In the past few years, since Chelsea last lifted the trophy in 2012, there has been a distinct lack of English presence in the latter stages of the Champions League (UCL). This has led many people to criticise English football and hail Spanish and German teams as the pride of Europe. It has also led to criticism of the Premier League (EPL) as well. With so few teams making it past the last 16 in the UCL, how can the EPL claim to be the best league in the world? While Spanish and German teams dominate in Europe, it is true that Italy are catching up too. If this trend continues the EPL’s UEFA ranking coefficient could see English football sacrifice one of its UCL spots to Italy in the coming years!
Why then is so much television money being thrown at the EPL? Revenue from television rights has steadily increased for English teams year on year. So much so, it is predicted that Manchester United will finally eclipse Real Madrid as football’s biggest earners at the end of this season (and that’s after United have been dumped out of the UCL!). Money talks, and with this much popularity, the EPL simply cannot be lagging behind La Liga and the Bundesliga. There must be another reason (or many) why English teams are under performing in Europe. This piece looks at the fatigue factor.
Bayern Munich are widely considered the world’s best football team. That may well be true. Pep Guardiola boasts a phenomenal trophy per season ratio and Robert Lewandowski could walk into any team in the world. However, German teams do benefit from a much more relaxed footballing season. Figure 1 shows the average amount of games that English, Spanish and German teams play over the course of a season.
Figure 1. Average games per season.
German teams play, on average, over ten fewer games than both their English and Spanish counterparts. Over the course of a season players in the Bundesliga will run fewer miles than players in La Liga and the EPL, leaving them fresher for the UCL. The Verdict then is English and Spanish players are more likely to suffer from the fatigue factor than German players.
It’s interesting to note however, that on three of the last four seasons, Spanish teams have had to play marginally more games than English teams. Therefore, we have to look deeper into these games to see whether the fatigue factor could be at play. To do this, we look at the average amount of days a team has to recover from a league or cup game before they play a UCL game. Figure 2 shows the average length of time, in days, a team has to recover before playing a UCL game.
Figure 2. Average recovery before a UCL game.
As can be seen from Figure 2, although playing slightly fewer games than Spanish teams over a season, English teams get less time to recover from their domestic competitions than both Spanish and German teams. Just to be clear, only midweek UCL games that followed a weekend match where used to create this graph. This means that games given extended rest periods, like the final, were excluded (which would only increase German and Spanish recovery times, further widening the gap between them and English teams!).
The outspoken fitness critic, Raymond Verheijen, argues that professional footballers need as much recovery time as possible in order to be fresh for the next game. German and Spanish teams get more recovery time than English teams giving them a higher level of freshness for their UCL games. The verdict then is English teams are more likely to suffer from the fatigue factor than German and Spanish teams.
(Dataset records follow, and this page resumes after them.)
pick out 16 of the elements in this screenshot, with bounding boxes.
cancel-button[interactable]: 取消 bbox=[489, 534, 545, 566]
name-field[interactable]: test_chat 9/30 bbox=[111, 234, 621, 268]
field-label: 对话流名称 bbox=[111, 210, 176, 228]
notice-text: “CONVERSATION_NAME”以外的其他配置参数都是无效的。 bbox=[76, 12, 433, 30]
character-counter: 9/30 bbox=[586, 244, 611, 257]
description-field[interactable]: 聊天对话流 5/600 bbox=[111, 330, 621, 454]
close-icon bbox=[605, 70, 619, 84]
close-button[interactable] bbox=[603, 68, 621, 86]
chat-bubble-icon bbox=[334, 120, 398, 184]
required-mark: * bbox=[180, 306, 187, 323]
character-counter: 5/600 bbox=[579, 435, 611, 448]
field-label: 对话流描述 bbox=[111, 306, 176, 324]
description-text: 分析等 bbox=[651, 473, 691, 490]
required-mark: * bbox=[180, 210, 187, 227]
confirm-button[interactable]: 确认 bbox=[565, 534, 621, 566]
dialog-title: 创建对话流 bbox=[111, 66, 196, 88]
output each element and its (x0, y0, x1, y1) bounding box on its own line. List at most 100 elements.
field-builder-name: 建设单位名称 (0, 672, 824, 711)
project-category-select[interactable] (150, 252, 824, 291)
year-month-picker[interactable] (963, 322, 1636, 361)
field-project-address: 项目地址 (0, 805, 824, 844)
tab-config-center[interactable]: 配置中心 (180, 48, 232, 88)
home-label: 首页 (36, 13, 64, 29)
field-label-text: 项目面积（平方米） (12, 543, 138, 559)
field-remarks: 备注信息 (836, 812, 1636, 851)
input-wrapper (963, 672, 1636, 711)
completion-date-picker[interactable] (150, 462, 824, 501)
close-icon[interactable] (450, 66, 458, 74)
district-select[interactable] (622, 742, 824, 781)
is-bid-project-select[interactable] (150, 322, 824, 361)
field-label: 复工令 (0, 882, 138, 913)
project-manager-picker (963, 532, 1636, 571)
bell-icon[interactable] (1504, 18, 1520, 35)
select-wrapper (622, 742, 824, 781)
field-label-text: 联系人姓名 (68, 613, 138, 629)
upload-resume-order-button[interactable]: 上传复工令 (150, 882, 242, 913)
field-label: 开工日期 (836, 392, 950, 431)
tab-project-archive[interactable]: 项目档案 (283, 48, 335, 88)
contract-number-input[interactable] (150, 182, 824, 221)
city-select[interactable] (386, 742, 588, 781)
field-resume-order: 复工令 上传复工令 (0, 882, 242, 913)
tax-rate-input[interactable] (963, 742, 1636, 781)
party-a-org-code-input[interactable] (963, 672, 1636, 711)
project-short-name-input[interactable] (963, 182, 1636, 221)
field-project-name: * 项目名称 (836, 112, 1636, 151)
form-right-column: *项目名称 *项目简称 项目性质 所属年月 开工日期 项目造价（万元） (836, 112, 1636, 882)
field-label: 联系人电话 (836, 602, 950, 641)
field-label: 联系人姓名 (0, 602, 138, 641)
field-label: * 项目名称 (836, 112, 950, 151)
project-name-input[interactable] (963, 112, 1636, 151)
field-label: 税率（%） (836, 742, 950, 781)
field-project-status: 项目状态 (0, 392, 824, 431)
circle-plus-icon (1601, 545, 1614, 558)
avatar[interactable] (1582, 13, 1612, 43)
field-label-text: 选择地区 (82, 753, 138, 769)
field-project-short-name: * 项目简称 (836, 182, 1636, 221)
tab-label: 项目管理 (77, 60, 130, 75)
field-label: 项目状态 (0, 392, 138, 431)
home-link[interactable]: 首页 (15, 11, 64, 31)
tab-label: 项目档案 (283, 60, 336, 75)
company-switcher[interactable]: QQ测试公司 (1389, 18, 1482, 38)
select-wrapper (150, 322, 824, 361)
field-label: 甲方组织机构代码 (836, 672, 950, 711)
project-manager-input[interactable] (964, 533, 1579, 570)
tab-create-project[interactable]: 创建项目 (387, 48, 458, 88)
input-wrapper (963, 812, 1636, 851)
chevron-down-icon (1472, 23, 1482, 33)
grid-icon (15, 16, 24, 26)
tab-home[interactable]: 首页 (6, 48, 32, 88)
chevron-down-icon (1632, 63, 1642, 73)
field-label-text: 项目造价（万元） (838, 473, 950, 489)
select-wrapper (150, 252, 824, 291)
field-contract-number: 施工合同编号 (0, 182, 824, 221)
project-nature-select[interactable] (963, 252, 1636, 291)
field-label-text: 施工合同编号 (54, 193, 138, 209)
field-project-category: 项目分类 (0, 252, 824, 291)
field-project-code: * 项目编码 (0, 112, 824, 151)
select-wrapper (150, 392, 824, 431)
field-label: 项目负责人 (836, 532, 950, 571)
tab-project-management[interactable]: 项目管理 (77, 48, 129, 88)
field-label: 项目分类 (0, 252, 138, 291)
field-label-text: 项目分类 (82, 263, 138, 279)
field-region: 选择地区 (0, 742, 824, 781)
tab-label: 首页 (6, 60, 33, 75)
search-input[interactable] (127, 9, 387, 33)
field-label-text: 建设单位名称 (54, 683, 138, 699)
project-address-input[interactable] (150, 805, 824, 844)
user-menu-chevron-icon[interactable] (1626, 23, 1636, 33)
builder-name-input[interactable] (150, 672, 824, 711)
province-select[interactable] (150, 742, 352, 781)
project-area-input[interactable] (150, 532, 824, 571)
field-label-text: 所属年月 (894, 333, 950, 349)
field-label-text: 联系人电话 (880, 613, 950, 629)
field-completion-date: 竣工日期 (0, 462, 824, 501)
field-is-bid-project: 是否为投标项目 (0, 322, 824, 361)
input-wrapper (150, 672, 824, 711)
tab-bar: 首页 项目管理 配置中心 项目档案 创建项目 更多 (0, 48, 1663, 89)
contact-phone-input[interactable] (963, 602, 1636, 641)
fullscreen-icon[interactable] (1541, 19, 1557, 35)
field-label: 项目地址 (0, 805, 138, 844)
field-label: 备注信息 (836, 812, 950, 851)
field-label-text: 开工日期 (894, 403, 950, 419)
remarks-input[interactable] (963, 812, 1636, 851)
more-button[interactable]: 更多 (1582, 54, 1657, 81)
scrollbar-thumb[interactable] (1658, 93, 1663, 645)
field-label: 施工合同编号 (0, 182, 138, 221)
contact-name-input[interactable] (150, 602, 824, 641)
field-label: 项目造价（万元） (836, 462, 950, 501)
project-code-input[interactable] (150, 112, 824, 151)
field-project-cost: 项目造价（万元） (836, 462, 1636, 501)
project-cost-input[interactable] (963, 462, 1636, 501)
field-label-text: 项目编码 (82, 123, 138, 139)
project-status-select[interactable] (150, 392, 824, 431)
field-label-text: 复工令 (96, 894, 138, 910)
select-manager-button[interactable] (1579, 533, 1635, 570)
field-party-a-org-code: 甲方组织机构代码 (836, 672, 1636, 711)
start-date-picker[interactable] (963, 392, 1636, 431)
The ironic thing about all of this is that while television companies are paying so much money to see the best league in the world, they could in effect be ruining that league. Television companies want to see teams playing in prime-time slots, this means Saturdays and Sundays. Increasingly Sundays are being reserved for the ‘biggest’ games, involving UCL teams, and drawing a larger audience. In doing this, Sundays are no longer a recovery day and the player’s schedules are pushed to the right, having a knock-on effect to their midweek UCL performance. Spanish and German football is much more accommodating to their UCL teams in allowing them to play games on the Friday night rather than the Saturday. This pushes the players schedule to the left and in some instances gives them five days of recovery before their midweek UCL game. Friday however, is not a prime-time slot for English football and is shunned by television companies.
So can English teams bounce back and reclaim Europe? Some would argue, with the television money being pumped into them, each club should be able to bankroll two UCL challenging sides. But that’s a discussion for another time. What we aimed to look at here was that the fatigue factor may be playing a part in why EPL teams are not performing in the UCL. Simply saying that the EPL is poor because its teams aren’t winning the UCL is narrow minded. The question is, should the Premier League and The FA be helping our teams out more when it comes to scheduling matches?